SemioLLM: Evaluating Large Language Models for Diagnostic Reasoning from Unstructured Clinical Narratives in Epilepsy
Meghal Dani, Muthu Jeyanthi Prakash, Zeynep Akata, Stefanie Liebe
TL;DR
SemioLLM demonstrates that large language models can derive probabilistic seizure onset zone localizations from unstructured seizure narratives, with prompt engineering and expert-like reasoning substantially boosting performance toward clinician-level accuracy. The study systematically compares six SOTA LLMs, assesses confidence and calibration, and analyzes reasoning quality and source attribution, revealing GPT-4's strengths in domain integration and citation accuracy while highlighting limitations in grounding and hallucinations. By introducing a scalable, domain-adaptable evaluation framework, SemioLLM provides practical guidelines for deploying AI in clinical settings where narrative descriptions drive diagnosis and can generalize to other medical domains reliant on unstructured text.
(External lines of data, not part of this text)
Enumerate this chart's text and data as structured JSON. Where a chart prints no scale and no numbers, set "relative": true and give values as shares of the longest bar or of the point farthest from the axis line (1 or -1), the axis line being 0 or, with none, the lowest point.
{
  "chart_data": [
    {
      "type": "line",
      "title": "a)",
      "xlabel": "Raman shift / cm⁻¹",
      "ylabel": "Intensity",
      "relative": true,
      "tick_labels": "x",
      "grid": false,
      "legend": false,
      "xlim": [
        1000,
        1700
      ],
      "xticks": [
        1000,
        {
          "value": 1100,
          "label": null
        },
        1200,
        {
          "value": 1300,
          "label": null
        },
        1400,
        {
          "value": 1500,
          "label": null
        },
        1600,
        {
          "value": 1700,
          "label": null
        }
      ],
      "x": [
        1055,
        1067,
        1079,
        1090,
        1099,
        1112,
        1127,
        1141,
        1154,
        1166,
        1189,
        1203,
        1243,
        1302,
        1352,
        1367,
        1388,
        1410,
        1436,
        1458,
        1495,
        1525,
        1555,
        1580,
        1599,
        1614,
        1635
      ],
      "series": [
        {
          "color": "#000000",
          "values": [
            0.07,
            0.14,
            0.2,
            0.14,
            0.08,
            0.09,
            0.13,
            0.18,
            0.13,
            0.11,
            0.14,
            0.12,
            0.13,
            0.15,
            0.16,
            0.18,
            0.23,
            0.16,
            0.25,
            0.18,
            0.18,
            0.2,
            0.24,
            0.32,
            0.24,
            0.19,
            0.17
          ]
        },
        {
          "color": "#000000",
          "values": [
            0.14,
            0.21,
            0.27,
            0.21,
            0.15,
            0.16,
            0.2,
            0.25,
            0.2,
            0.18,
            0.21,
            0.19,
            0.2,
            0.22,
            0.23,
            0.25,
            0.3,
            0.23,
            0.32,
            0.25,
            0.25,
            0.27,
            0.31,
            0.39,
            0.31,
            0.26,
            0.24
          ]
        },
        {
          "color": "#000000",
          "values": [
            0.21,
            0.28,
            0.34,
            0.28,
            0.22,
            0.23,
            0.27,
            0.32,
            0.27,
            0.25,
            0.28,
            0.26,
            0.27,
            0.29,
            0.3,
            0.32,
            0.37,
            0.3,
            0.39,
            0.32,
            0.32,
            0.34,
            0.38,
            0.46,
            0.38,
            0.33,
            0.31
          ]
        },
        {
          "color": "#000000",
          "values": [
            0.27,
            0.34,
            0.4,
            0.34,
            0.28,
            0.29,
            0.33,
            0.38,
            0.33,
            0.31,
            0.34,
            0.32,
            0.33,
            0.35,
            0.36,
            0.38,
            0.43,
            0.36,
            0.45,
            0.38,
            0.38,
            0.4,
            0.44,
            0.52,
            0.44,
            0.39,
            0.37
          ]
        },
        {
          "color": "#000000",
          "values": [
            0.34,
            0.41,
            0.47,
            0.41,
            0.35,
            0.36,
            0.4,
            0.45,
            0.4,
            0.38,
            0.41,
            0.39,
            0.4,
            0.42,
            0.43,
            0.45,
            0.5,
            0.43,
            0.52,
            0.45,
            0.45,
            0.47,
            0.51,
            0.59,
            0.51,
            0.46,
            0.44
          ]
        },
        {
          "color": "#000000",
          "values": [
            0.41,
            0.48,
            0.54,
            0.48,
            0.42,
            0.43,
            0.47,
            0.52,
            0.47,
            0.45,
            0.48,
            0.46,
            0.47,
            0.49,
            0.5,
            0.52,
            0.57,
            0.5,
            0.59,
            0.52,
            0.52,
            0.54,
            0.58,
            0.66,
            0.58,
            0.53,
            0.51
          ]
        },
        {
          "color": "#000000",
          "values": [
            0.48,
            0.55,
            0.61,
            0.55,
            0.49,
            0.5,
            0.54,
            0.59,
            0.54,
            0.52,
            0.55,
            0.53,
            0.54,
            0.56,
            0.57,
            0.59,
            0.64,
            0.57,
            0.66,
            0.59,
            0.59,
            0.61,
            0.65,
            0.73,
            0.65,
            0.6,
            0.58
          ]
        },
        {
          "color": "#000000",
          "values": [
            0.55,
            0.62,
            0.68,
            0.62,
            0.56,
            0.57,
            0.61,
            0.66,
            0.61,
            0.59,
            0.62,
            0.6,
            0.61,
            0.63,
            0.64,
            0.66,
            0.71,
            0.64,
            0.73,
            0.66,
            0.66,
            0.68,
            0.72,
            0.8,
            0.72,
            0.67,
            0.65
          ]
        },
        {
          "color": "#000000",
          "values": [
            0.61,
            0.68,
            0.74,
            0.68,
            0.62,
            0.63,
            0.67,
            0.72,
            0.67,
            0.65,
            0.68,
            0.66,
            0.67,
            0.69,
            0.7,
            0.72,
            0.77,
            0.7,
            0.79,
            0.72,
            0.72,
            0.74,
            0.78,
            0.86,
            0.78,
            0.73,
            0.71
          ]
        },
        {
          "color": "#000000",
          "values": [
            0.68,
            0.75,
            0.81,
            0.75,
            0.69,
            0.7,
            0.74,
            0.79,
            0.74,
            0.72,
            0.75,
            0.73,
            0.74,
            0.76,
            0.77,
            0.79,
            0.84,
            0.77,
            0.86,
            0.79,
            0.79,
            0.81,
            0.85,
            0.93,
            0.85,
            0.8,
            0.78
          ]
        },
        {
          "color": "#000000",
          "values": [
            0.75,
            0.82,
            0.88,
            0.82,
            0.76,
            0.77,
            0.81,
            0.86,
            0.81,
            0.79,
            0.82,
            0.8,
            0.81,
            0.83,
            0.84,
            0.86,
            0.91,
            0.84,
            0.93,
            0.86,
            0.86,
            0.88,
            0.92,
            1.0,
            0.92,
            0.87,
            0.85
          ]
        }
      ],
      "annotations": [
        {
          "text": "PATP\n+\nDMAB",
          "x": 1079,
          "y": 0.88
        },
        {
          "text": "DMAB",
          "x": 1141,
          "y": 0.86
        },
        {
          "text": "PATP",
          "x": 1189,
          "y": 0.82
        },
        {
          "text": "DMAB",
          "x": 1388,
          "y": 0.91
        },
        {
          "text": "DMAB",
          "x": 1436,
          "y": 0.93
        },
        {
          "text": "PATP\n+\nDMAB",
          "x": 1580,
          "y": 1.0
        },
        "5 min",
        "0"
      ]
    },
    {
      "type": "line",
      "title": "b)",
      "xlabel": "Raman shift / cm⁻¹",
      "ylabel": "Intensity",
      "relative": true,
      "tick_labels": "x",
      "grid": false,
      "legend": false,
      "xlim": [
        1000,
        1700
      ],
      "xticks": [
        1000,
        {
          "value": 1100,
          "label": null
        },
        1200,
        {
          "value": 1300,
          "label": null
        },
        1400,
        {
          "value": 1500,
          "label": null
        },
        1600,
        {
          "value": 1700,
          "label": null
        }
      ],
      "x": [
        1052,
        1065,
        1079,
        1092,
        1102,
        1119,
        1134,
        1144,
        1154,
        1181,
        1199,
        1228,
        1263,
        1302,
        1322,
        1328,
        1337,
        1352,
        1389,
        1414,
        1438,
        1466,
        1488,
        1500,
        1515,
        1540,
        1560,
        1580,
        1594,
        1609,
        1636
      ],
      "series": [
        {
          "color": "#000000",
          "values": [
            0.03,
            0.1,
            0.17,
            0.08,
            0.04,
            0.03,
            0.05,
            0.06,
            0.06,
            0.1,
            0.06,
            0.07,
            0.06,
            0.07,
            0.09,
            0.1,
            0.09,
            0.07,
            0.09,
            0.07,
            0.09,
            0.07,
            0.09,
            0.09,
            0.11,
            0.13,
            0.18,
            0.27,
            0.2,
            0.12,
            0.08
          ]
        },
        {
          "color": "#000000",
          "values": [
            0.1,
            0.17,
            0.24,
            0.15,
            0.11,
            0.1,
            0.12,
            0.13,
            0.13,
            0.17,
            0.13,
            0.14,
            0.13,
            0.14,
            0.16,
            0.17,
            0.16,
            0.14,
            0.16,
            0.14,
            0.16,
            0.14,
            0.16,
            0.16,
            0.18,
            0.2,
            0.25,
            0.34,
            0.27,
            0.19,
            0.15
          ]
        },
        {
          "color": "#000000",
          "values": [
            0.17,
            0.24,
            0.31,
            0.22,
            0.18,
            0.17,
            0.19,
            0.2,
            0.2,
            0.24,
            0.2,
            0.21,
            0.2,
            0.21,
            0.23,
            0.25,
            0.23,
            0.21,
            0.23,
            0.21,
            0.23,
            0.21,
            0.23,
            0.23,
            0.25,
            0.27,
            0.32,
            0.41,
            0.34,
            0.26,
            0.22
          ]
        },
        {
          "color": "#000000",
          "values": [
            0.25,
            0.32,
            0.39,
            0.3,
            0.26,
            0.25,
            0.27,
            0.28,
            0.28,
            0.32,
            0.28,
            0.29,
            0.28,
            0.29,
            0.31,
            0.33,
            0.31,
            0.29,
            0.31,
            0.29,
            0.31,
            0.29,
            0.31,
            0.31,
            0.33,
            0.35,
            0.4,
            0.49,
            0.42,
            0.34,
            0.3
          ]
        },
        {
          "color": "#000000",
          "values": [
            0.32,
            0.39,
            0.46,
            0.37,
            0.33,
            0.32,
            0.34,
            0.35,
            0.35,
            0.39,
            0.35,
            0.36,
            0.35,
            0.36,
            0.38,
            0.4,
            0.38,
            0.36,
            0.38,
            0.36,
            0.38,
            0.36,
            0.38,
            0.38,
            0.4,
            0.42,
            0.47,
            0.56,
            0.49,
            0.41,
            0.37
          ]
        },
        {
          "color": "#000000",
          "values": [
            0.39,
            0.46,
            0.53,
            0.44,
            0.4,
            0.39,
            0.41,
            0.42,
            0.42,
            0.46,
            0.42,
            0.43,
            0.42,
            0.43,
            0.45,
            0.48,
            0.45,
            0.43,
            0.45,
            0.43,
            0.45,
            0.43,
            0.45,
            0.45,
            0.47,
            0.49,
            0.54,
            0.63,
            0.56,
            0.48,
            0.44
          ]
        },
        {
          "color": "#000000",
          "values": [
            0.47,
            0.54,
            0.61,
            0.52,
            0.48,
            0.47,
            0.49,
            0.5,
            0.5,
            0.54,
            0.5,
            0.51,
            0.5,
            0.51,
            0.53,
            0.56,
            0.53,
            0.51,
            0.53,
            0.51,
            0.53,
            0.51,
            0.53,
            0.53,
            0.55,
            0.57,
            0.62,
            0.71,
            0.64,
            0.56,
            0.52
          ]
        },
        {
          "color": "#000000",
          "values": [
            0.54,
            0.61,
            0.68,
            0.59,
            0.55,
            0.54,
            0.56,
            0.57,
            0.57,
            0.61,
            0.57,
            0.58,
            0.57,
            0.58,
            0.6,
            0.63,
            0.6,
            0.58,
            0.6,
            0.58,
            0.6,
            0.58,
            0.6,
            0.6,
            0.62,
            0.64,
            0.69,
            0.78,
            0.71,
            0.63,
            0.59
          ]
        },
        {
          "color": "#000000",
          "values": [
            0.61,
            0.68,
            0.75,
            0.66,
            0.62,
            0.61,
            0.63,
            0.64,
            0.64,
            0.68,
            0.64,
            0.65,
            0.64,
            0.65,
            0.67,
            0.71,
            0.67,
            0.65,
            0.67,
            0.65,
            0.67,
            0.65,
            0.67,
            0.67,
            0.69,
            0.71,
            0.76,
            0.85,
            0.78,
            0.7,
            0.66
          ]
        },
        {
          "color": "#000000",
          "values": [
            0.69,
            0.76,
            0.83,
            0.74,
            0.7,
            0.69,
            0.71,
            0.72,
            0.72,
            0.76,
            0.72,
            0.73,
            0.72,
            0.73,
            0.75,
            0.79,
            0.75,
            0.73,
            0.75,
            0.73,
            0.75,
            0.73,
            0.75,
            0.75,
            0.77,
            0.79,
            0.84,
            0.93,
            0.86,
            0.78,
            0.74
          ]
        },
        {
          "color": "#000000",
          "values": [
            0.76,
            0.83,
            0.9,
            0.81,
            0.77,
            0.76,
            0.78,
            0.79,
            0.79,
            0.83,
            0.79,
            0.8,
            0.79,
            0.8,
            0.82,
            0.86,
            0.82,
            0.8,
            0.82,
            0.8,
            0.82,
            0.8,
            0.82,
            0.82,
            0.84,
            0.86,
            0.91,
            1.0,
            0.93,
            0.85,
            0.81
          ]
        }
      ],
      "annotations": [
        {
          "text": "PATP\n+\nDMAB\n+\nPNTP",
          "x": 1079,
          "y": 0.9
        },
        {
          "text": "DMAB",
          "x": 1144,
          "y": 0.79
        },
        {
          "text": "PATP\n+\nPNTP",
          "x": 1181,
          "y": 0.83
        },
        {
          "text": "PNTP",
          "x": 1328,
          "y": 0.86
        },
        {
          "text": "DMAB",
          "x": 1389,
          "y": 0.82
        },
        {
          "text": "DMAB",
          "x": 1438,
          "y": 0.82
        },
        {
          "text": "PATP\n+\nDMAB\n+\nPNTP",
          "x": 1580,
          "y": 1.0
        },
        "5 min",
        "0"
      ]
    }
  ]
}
The results emphasize the need for robust grounding, multilingual adaptation, and expert-aligned prompting to ensure safe, interpretable, and globally applicable AI in healthcare.
Abstract
Large Language Models (LLMs) have been shown to encode clinical knowledge. Many evaluations, however, rely on structured question-answer benchmarks, overlooking critical challenges of interpreting and reasoning about unstructured clinical narratives in real-world settings. Using free-text clinical descriptions, we present SemioLLM, an evaluation framework that benchmarks 6 state-of-the-art models (GPT-3.5, GPT-4, Mixtral-8x7B, Qwen-72B, LlaMa2, LlaMa3) on a core diagnostic task in epilepsy. Leveraging a database of 1,269 seizure descriptions, we show that most LLMs are able to accurately and confidently generate probabilistic predictions of seizure onset zones in the brain. Most models approach clinician-level performance after prompt engineering, with expert-guided chain-of-thought reasoning leading to the most consistent improvements. Performance was further strongly modulated by clinical in-context impersonation, narrative length and language context (13.7%, 32.7% and 14.2% performance variation, respectively). However, expert analysis of reasoning outputs revealed that correct prediction can be based on hallucinated knowledge and deficient source citation accuracy, underscoring the need to improve interpretability of LLMs in clinical use. Overall, SemioLLM provides a scalable, domain-adaptable framework for evaluating LLMs in clinical disciplines where unstructured verbal descriptions encode diagnostic information. By identifying both the strengths and limitations of state-of-the-art models, our work supports the development of clinically robust and globally applicable AI systems for healthcare.